»Mr … Jones. Schön, Sie hier zu finden«, sagte der andere Mann. Er war eher schmächtig gebaut und mit einer Badehose bekleidet, aber etwas an seinem Haarschnitt und seiner Haltung deutete auf militärischen oder polizeilichen Hintergrund. Mit seinem dunklen Haar und den dunklen Augen wirkte er beinahe wie ein Teenager, allenfalls Anfang zwanzig, aber die alten Augen ließen sofort den Runderneuerten erkennen.
»Mr. Smith. Wir waren doch erst heute Abend verabredet.« Die Stimme des Mannes mit der beginnenden Glatze wirkte leicht gereizt.

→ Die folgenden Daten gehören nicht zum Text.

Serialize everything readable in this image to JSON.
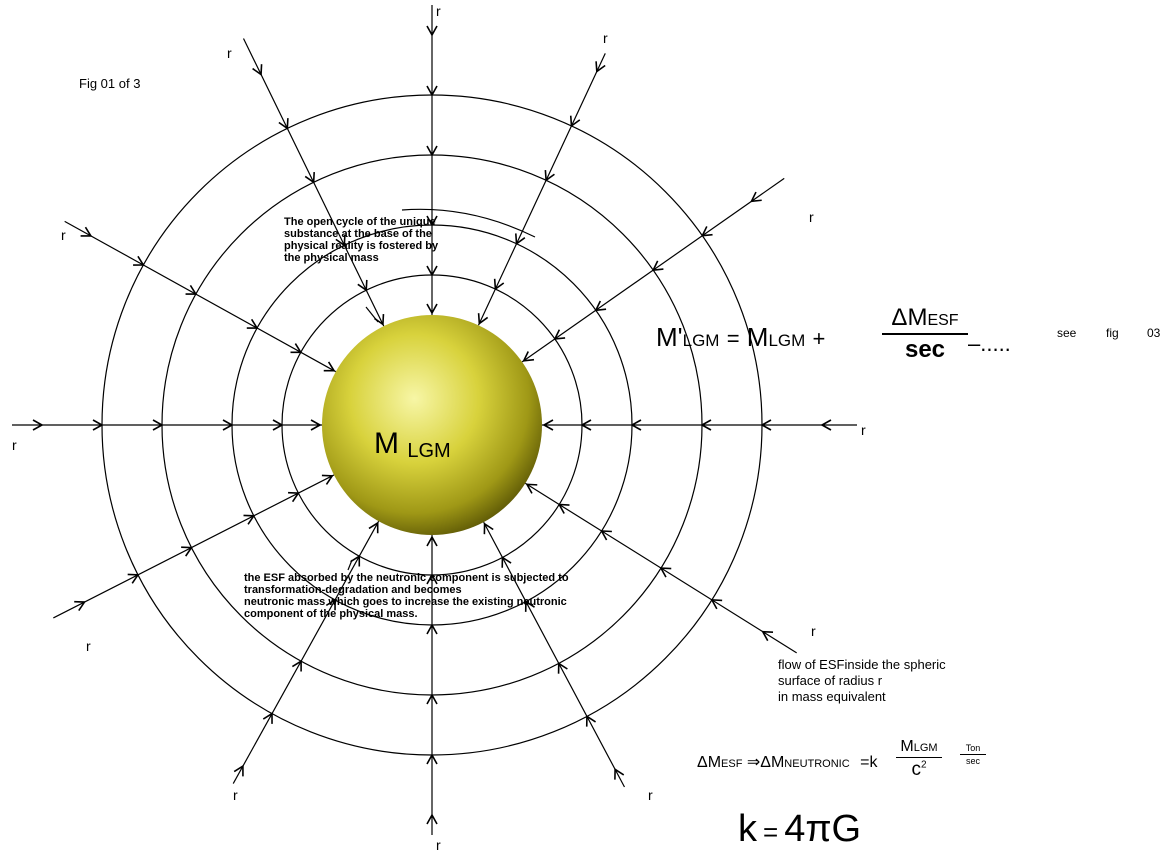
{
  "figure": {
    "label": "Fig 01 of 3",
    "mass_label_main": "M",
    "mass_label_sub": "LGM",
    "ray_label": "r",
    "colors": {
      "line": "#000000",
      "sphere_light": "#f7f6a6",
      "sphere_mid": "#c9c22a",
      "sphere_dark": "#5f5a06"
    }
  },
  "notes": {
    "top": [
      "The open cycle of the unique",
      "substance at the base of the",
      "physical reality is fostered by",
      "the physical mass"
    ],
    "bottom": [
      "the ESF absorbed by the neutronic component is subjected to",
      "transformation-degradation and becomes",
      "neutronic mass which goes to increase the existing neutronic",
      "component of the physical mass."
    ]
  },
  "equation1": {
    "lhs_main": "M'",
    "lhs_sub": "LGM",
    "eq": "=",
    "term_main": "M",
    "term_sub": "LGM",
    "plus": "+",
    "frac_num_main": "ΔM",
    "frac_num_sub": "ESF",
    "frac_den": "sec",
    "dots": "–.....",
    "see": "see",
    "fig": "fig",
    "fig_num": "03"
  },
  "flow_text": [
    "flow of ESFinside the spheric",
    "surface of radius r",
    "in mass equivalent"
  ],
  "equation2": {
    "lhs_main": "ΔM",
    "lhs_sub": "ESF",
    "arrow": "⇒",
    "rhs_main": "ΔM",
    "rhs_sub": "NEUTRONIC",
    "eq_k": "=k",
    "frac_num_main": "M",
    "frac_num_sub": "LGM",
    "frac_den_main": "c",
    "frac_den_sup": "2",
    "unit_num": "Ton",
    "unit_den": "sec"
  },
  "equation3": {
    "text_k": "k",
    "text_eq": "=",
    "text_rhs": "4πG"
  }
}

»Nun ja, sagen wir, ich habe mich nach Ihrer faszinierenden Gesellschaft gesehnt, Mr. Jones.«
»Nun, dann setzen Sie sich doch«, meinte Mr. Jones und deutete auf den Sand neben sich, wobei er den anderen mit einem etwas reptilhaften Lächeln musterte. Die Ungeduld konnte Geld bedeuten. Geld bedeutete schöne, langbeinige Frauen in wesentlich intimerer Umgebung. Er würde sich für Mr. Smith Zeit nehmen.

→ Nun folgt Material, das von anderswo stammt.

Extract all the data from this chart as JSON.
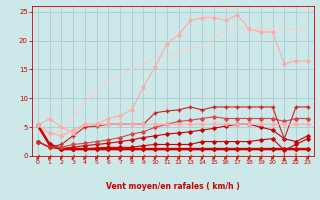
{
  "x": [
    0,
    1,
    2,
    3,
    4,
    5,
    6,
    7,
    8,
    9,
    10,
    11,
    12,
    13,
    14,
    15,
    16,
    17,
    18,
    19,
    20,
    21,
    22,
    23
  ],
  "bg_color": "#cce8e8",
  "grid_color": "#aacccc",
  "xlabel": "Vent moyen/en rafales ( km/h )",
  "xlabel_color": "#cc0000",
  "tick_color": "#cc0000",
  "arrow_color": "#cc2200",
  "lines": [
    {
      "y": [
        5.3,
        2.0,
        1.2,
        1.2,
        1.2,
        1.2,
        1.2,
        1.2,
        1.2,
        1.2,
        1.2,
        1.2,
        1.2,
        1.2,
        1.2,
        1.2,
        1.2,
        1.2,
        1.2,
        1.2,
        1.2,
        1.2,
        1.2,
        1.2
      ],
      "color": "#cc0000",
      "lw": 1.8,
      "marker": "D",
      "ms": 2.0
    },
    {
      "y": [
        2.5,
        1.5,
        1.2,
        1.2,
        1.2,
        1.4,
        1.5,
        1.5,
        1.5,
        1.8,
        2.0,
        2.0,
        2.0,
        2.0,
        2.5,
        2.5,
        2.5,
        2.5,
        2.5,
        2.8,
        3.0,
        1.0,
        2.0,
        3.0
      ],
      "color": "#cc0000",
      "lw": 0.8,
      "marker": "D",
      "ms": 1.8
    },
    {
      "y": [
        2.5,
        1.5,
        1.3,
        1.5,
        1.8,
        2.0,
        2.2,
        2.5,
        2.8,
        3.2,
        3.5,
        3.8,
        4.0,
        4.2,
        4.5,
        4.8,
        5.2,
        5.5,
        5.5,
        5.0,
        4.5,
        3.0,
        2.5,
        3.5
      ],
      "color": "#cc0000",
      "lw": 0.8,
      "marker": "D",
      "ms": 1.8
    },
    {
      "y": [
        2.5,
        1.5,
        1.5,
        2.0,
        2.2,
        2.5,
        2.8,
        3.2,
        3.8,
        4.2,
        5.0,
        5.5,
        6.0,
        6.2,
        6.5,
        6.8,
        6.5,
        6.5,
        6.5,
        6.5,
        6.5,
        6.0,
        6.5,
        6.5
      ],
      "color": "#dd4444",
      "lw": 0.8,
      "marker": "D",
      "ms": 1.8
    },
    {
      "y": [
        2.5,
        1.5,
        2.0,
        3.5,
        5.0,
        5.2,
        5.5,
        5.5,
        5.5,
        5.5,
        7.5,
        7.8,
        8.0,
        8.5,
        8.0,
        8.5,
        8.5,
        8.5,
        8.5,
        8.5,
        8.5,
        3.0,
        8.5,
        8.5
      ],
      "color": "#cc2222",
      "lw": 0.8,
      "marker": "+",
      "ms": 3.5
    },
    {
      "y": [
        5.3,
        6.5,
        5.0,
        4.0,
        5.5,
        5.5,
        5.5,
        5.5,
        5.5,
        5.5,
        5.5,
        5.5,
        5.5,
        5.5,
        5.5,
        5.5,
        5.5,
        5.5,
        5.5,
        5.5,
        5.5,
        5.5,
        5.5,
        5.5
      ],
      "color": "#ffaaaa",
      "lw": 0.8,
      "marker": "D",
      "ms": 1.8
    },
    {
      "y": [
        5.3,
        4.0,
        3.5,
        4.5,
        5.5,
        5.5,
        6.5,
        7.0,
        8.0,
        12.0,
        15.5,
        19.5,
        21.0,
        23.5,
        24.0,
        24.0,
        23.5,
        24.5,
        22.0,
        21.5,
        21.5,
        16.0,
        16.5,
        16.5
      ],
      "color": "#ffaaaa",
      "lw": 0.8,
      "marker": "D",
      "ms": 1.8
    },
    {
      "y": [
        5.3,
        3.5,
        4.5,
        6.5,
        9.5,
        11.0,
        13.0,
        14.0,
        15.0,
        16.0,
        17.0,
        17.5,
        18.0,
        18.5,
        19.0,
        20.5,
        21.5,
        22.5,
        22.0,
        22.0,
        22.0,
        22.0,
        22.0,
        22.0
      ],
      "color": "#ffcccc",
      "lw": 0.8,
      "marker": null,
      "ms": 0
    }
  ],
  "ylim": [
    0,
    26
  ],
  "xlim": [
    -0.5,
    23.5
  ],
  "yticks": [
    0,
    5,
    10,
    15,
    20,
    25
  ],
  "xticks": [
    0,
    1,
    2,
    3,
    4,
    5,
    6,
    7,
    8,
    9,
    10,
    11,
    12,
    13,
    14,
    15,
    16,
    17,
    18,
    19,
    20,
    21,
    22,
    23
  ],
  "arrow_angles_deg": [
    225,
    225,
    225,
    225,
    225,
    225,
    225,
    225,
    225,
    225,
    225,
    225,
    225,
    225,
    225,
    225,
    225,
    225,
    225,
    225,
    225,
    270,
    270,
    225
  ]
}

»Ihre andere Information hat sich als richtig erwiesen, wie Sie ja sicherlich bereits festgestellt haben, als Sie zuletzt Ihren Kontostand überprüften. Das steigert die Aussicht auf weitere Geschäfte. Wir wären beispielsweise bereit, großzügig für den Namen einer Organisation zu bezahlen.«
»Ich halte sehr viel von beruflicher Sicherheit, Mr. Smith. Zu viel zu schnell macht mich ersetzbar. Oder, noch schlimmer, verzichtbar. Wie wäre es mit dem Namen eines anderen Agenten — an einer Stelle, wo Sie bereits penetrieren konnten?«
»Dafür würden wir einhunderttausend FedCreds bezahlen.«
»Was?! Das ist ja nur die Hälfte von dem, was Sie für den letzten bezahlt haben.«
»Die wissen nichts, Mr. Jones. Was Ihnen ja zweifellos bekannt ist. Wir wollen ein wenig mehr. Wir wollen etwas in Ihrer Organisation, Mr. Jones. Oh, wir sind bereit, für die Namen weiterer Agenten in unserer Organisation zu bezahlen. Schließlich muss man ja sein Haus in Ordnung halten. Aber wir zahlen wesentlich mehr für, nun ja mehr. Mehr, Mr. Jones. Aber hunderttausend FedCreds sind eine Menge Geld. Wir hätten natürlich Verständnis dafür, wenn Sie lieber auf Nummer Sicher gehen und sich mit weniger einverstanden erklären würden.«
Der Mann mit der Glatze knirschte mit den Zähnen, während der militärisch aussehende Mann ihn lächelnd musterte. Es war kein sonderlich nettes Lächeln. Es wirkte irgendwie wissend und auf die Weise alles andere als freundlich.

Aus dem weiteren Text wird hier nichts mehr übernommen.